Acute Zn3P2 toxicosis is neither due to zinc nor phosphorus. The Zn3P2 liberates phoshine (PH3) in the stomach and upper intestine. Any factor which stimulates the gastric HCl concentration, increases Zn3P2 toxicity. Absorbed phoshine is responsible for development of toxicosis. However, chronic toxicity is possibly due to both Zn3P2 and phoshine.
(c) Clinical Symptoms:
Anorexia, lethargy, increase in rate and depth of respiration, sterterous respiration, abdominal pain, bloat (in ruminants) ataxia, weakness, prostration, dyspnea, gasping, struggling, convulsions, coma and death in 4-48 hours.
(d) Lesions:
Pulmonary congestion and edema, pleural effusion, subpleural haemorrhages, congestion of liver and kidneys and gastroenteritis. Acetylene odour in stomach may be detected.
(e) Diagnosis:
1. History.
2. Clinical signs.
3. Post-mortem lesions.
(f) Treatment:
No specific treatment, however, following supportive therapies may be given.

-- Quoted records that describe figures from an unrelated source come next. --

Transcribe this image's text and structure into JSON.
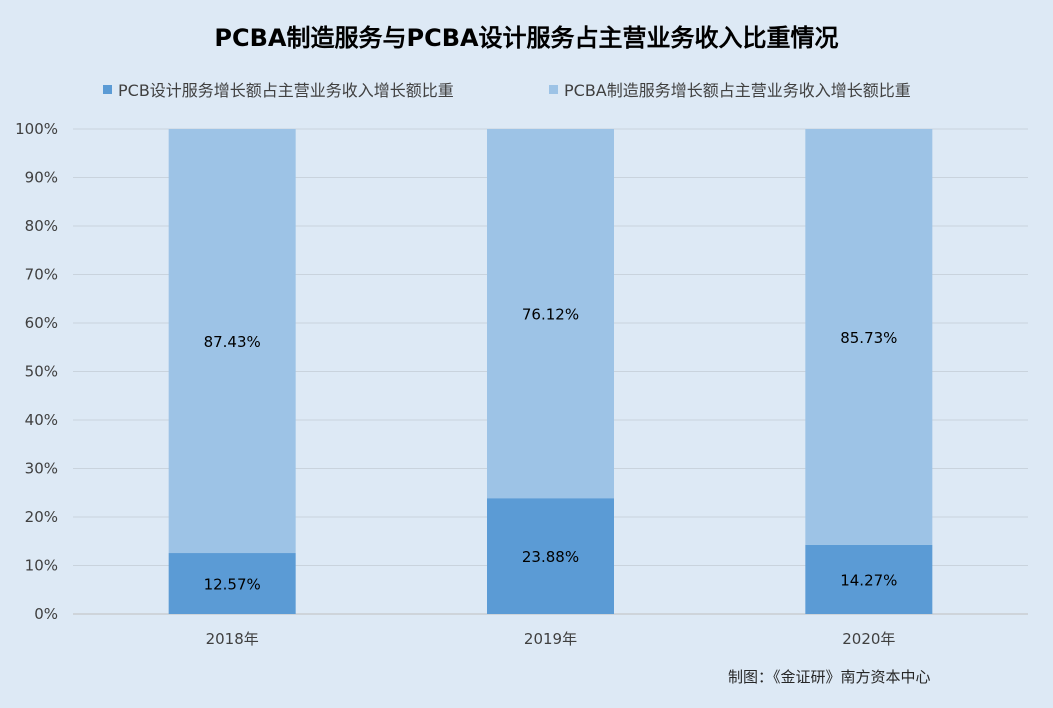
{
  "chart_data": {
    "type": "bar",
    "stacked": true,
    "percent_stacked": true,
    "title": "PCBA制造服务与PCBA设计服务占主营业务收入比重情况",
    "categories": [
      "2018年",
      "2019年",
      "2020年"
    ],
    "series": [
      {
        "name": "PCB设计服务增长额占主营业务收入增长额比重",
        "values": [
          12.57,
          23.88,
          14.27
        ],
        "labels": [
          "12.57%",
          "23.88%",
          "14.27%"
        ],
        "color": "#5b9bd5"
      },
      {
        "name": "PCBA制造服务增长额占主营业务收入增长额比重",
        "values": [
          87.43,
          76.12,
          85.73
        ],
        "labels": [
          "87.43%",
          "76.12%",
          "85.73%"
        ],
        "color": "#9dc3e6"
      }
    ],
    "yticks": [
      "0%",
      "10%",
      "20%",
      "30%",
      "40%",
      "50%",
      "60%",
      "70%",
      "80%",
      "90%",
      "100%"
    ],
    "ylim": [
      0,
      100
    ],
    "grid": true,
    "legend_position": "top",
    "background": "#dde9f5"
  },
  "credit": "制图：《金证研》南方资本中心"
}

1. Gastric lavage with 5 per cent sodium bicarbonate.
2. Injection Calcium borogluconate.
3. Treatment for shock.
4. Anticonvulsants.
D. Fluoroacetate:
Fluoroacetate as such is non-toxic but becomes highly toxic after its conversion in the body to fluorocitrate (lethal synthesis).

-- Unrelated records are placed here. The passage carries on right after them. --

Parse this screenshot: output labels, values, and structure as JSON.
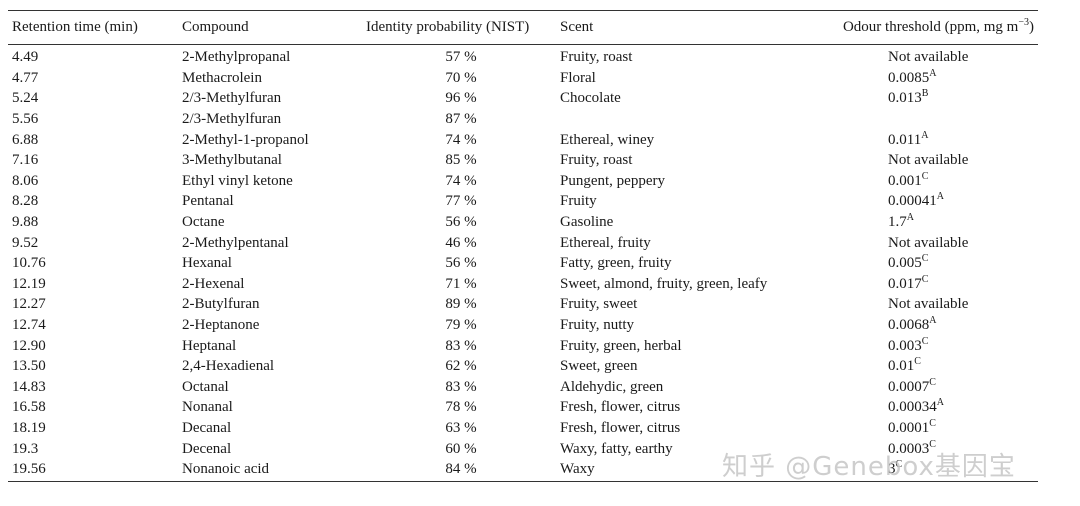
{
  "table": {
    "headers": {
      "rt": "Retention time (min)",
      "compound": "Compound",
      "probability": "Identity probability (NIST)",
      "scent": "Scent",
      "threshold_prefix": "Odour threshold (ppm, mg m",
      "threshold_exp": "−3",
      "threshold_suffix": ")"
    },
    "rows": [
      {
        "rt": "4.49",
        "compound": "2-Methylpropanal",
        "prob": "57 %",
        "scent": "Fruity, roast",
        "threshold": "Not available",
        "sup": ""
      },
      {
        "rt": "4.77",
        "compound": "Methacrolein",
        "prob": "70 %",
        "scent": "Floral",
        "threshold": "0.0085",
        "sup": "A"
      },
      {
        "rt": "5.24",
        "compound": "2/3-Methylfuran",
        "prob": "96 %",
        "scent": "Chocolate",
        "threshold": "0.013",
        "sup": "B"
      },
      {
        "rt": "5.56",
        "compound": "2/3-Methylfuran",
        "prob": "87 %",
        "scent": "",
        "threshold": "",
        "sup": ""
      },
      {
        "rt": "6.88",
        "compound": "2-Methyl-1-propanol",
        "prob": "74 %",
        "scent": "Ethereal, winey",
        "threshold": "0.011",
        "sup": "A"
      },
      {
        "rt": "7.16",
        "compound": "3-Methylbutanal",
        "prob": "85 %",
        "scent": "Fruity, roast",
        "threshold": "Not available",
        "sup": ""
      },
      {
        "rt": "8.06",
        "compound": "Ethyl vinyl ketone",
        "prob": "74 %",
        "scent": "Pungent, peppery",
        "threshold": "0.001",
        "sup": "C"
      },
      {
        "rt": "8.28",
        "compound": "Pentanal",
        "prob": "77 %",
        "scent": "Fruity",
        "threshold": "0.00041",
        "sup": "A"
      },
      {
        "rt": "9.88",
        "compound": "Octane",
        "prob": "56 %",
        "scent": "Gasoline",
        "threshold": "1.7",
        "sup": "A"
      },
      {
        "rt": "9.52",
        "compound": "2-Methylpentanal",
        "prob": "46 %",
        "scent": "Ethereal, fruity",
        "threshold": "Not available",
        "sup": ""
      },
      {
        "rt": "10.76",
        "compound": "Hexanal",
        "prob": "56 %",
        "scent": "Fatty, green, fruity",
        "threshold": "0.005",
        "sup": "C"
      },
      {
        "rt": "12.19",
        "compound": "2-Hexenal",
        "prob": "71 %",
        "scent": "Sweet, almond, fruity, green, leafy",
        "threshold": "0.017",
        "sup": "C"
      },
      {
        "rt": "12.27",
        "compound": "2-Butylfuran",
        "prob": "89 %",
        "scent": "Fruity, sweet",
        "threshold": "Not available",
        "sup": ""
      },
      {
        "rt": "12.74",
        "compound": "2-Heptanone",
        "prob": "79 %",
        "scent": "Fruity, nutty",
        "threshold": "0.0068",
        "sup": "A"
      },
      {
        "rt": "12.90",
        "compound": "Heptanal",
        "prob": "83 %",
        "scent": "Fruity, green, herbal",
        "threshold": "0.003",
        "sup": "C"
      },
      {
        "rt": "13.50",
        "compound": "2,4-Hexadienal",
        "prob": "62 %",
        "scent": "Sweet, green",
        "threshold": "0.01",
        "sup": "C"
      },
      {
        "rt": "14.83",
        "compound": "Octanal",
        "prob": "83 %",
        "scent": "Aldehydic, green",
        "threshold": "0.0007",
        "sup": "C"
      },
      {
        "rt": "16.58",
        "compound": "Nonanal",
        "prob": "78 %",
        "scent": "Fresh, flower, citrus",
        "threshold": "0.00034",
        "sup": "A"
      },
      {
        "rt": "18.19",
        "compound": "Decanal",
        "prob": "63 %",
        "scent": "Fresh, flower, citrus",
        "threshold": "0.0001",
        "sup": "C"
      },
      {
        "rt": "19.3",
        "compound": "Decenal",
        "prob": "60 %",
        "scent": "Waxy, fatty, earthy",
        "threshold": "0.0003",
        "sup": "C"
      },
      {
        "rt": "19.56",
        "compound": "Nonanoic acid",
        "prob": "84 %",
        "scent": "Waxy",
        "threshold": "3",
        "sup": "C"
      }
    ]
  },
  "watermark": "知乎 @Genebox基因宝"
}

(a) Mechanism of Toxicity:
Due to structural similarities, fluoroacetate competes with acetate. In place of acetate, fluoroacetate condenses with CoA and oxalocetate to form fluorocitrate. Fluorocitrate competes with citrate for the active site of Kreb’s cycle enzyme aconitase (the target receptor of fluoroacetate poisoning). This results in inhibition of aconitase leading to slowing of Kreb’s cycle and decreasing cellular respiration. The brain and heart functions are most severely affected.
(b) Clinical Signs:
CNS excitation, restlessness, vomitting, diarrhoea, urination, hyperirritability, hypermobility, frenzied running, barking, frothing at mouth, clonic-tonic convulsions, terminal coma, gasping and death within 2-12 hours have been observed in dogs and guinea pigs.

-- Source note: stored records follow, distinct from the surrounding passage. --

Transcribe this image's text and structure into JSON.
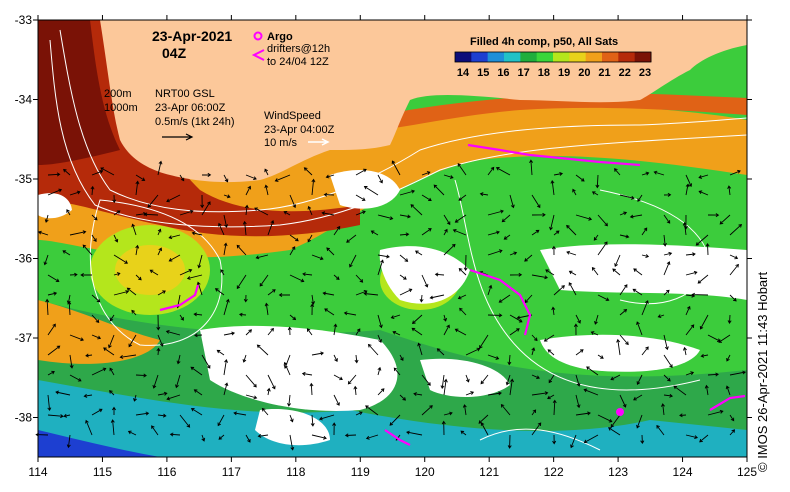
{
  "header": {
    "date": "23-Apr-2021",
    "hour": "04Z"
  },
  "legend": {
    "argo_label": "Argo",
    "drifters_label": "drifters@12h",
    "drifters_until": "to 24/04 12Z",
    "colorbar_title": "Filled 4h comp, p50, All Sats",
    "colorbar_ticks": [
      "14",
      "15",
      "16",
      "17",
      "18",
      "19",
      "20",
      "21",
      "22",
      "23"
    ],
    "colorbar_colors": [
      "#0d0d7a",
      "#1d3fd1",
      "#1e8fd8",
      "#22c2c7",
      "#1fae3c",
      "#3ad63a",
      "#b4e61c",
      "#e8d21a",
      "#f0a01a",
      "#e06216",
      "#b52a0a",
      "#7a1206"
    ]
  },
  "notes": {
    "isobath_1": "200m",
    "isobath_2": "1000m",
    "current_source": "NRT00 GSL",
    "current_time": "23-Apr 06:00Z",
    "current_scale": "0.5m/s (1kt 24h)",
    "wind_title": "WindSpeed",
    "wind_time": "23-Apr 04:00Z",
    "wind_scale": "10 m/s"
  },
  "axes": {
    "x_ticks": [
      "114",
      "115",
      "116",
      "117",
      "118",
      "119",
      "120",
      "121",
      "122",
      "123",
      "124",
      "125"
    ],
    "y_ticks": [
      "-33",
      "-34",
      "-35",
      "-36",
      "-37",
      "-38"
    ]
  },
  "credit": "© IMOS 26-Apr-2021 11:43 Hobart",
  "colors": {
    "land": "#fcc89a",
    "drifter": "#ff00ff",
    "contour": "#ffffff"
  }
}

In horse, cattle, sheep and goats, colic, unrest, trembling staggering, cardiac arrythmias, tachycardia, terminal ventricular fibrillation and death. Both CNS and cardiac signs are observed in swine, cats and hasmters.
(c) Diagonsis:
1. History of accidental ingestion of fluoroacetate bait.
2. Clinical signs.
(d) Treatment:
No specific treatment.
1. Barbiturates to control the convulsions.
2. Glycerol monoacetate 0.1-0.5 mg/kg, IM.
3. Treatment for cardiac arrythmias may be tried.
E. Red Squill:
Red squill is obtained from the plant-Urginea martima sea onion. Red squill contains a cardiac glycoside-scilliroside. This compound is comparatively one of the safest rodenticides as it is non-toxic to poultry, causes emesis in animals that are capable of vomiting and very unpalatable to domestic animals. Red squill is more toxic to female rats than males.
(a) Clinical Signs:
Small doses of red squill cause convulsions and higher doses may produce cardiac arrest before exhibiting convulsions. In livestock, CNS stimulation symptoms such as hyperesthesia, incoordination and flank convulsions may be noted.
(b) Lesions:
Gastritis and enteritis-sometimes haemorrhagic. Pronounced congestion of mesenteric vessels; swelling and congestion of kidneys, liver, lungs and myocardium may be noticed. Histopathological examinations of these organs may reveal degenerative changes.
(c) Diagonsis:
1. History;
2. Clinical signs.
(d) Treatment:
Symptomatic and supportive therapies.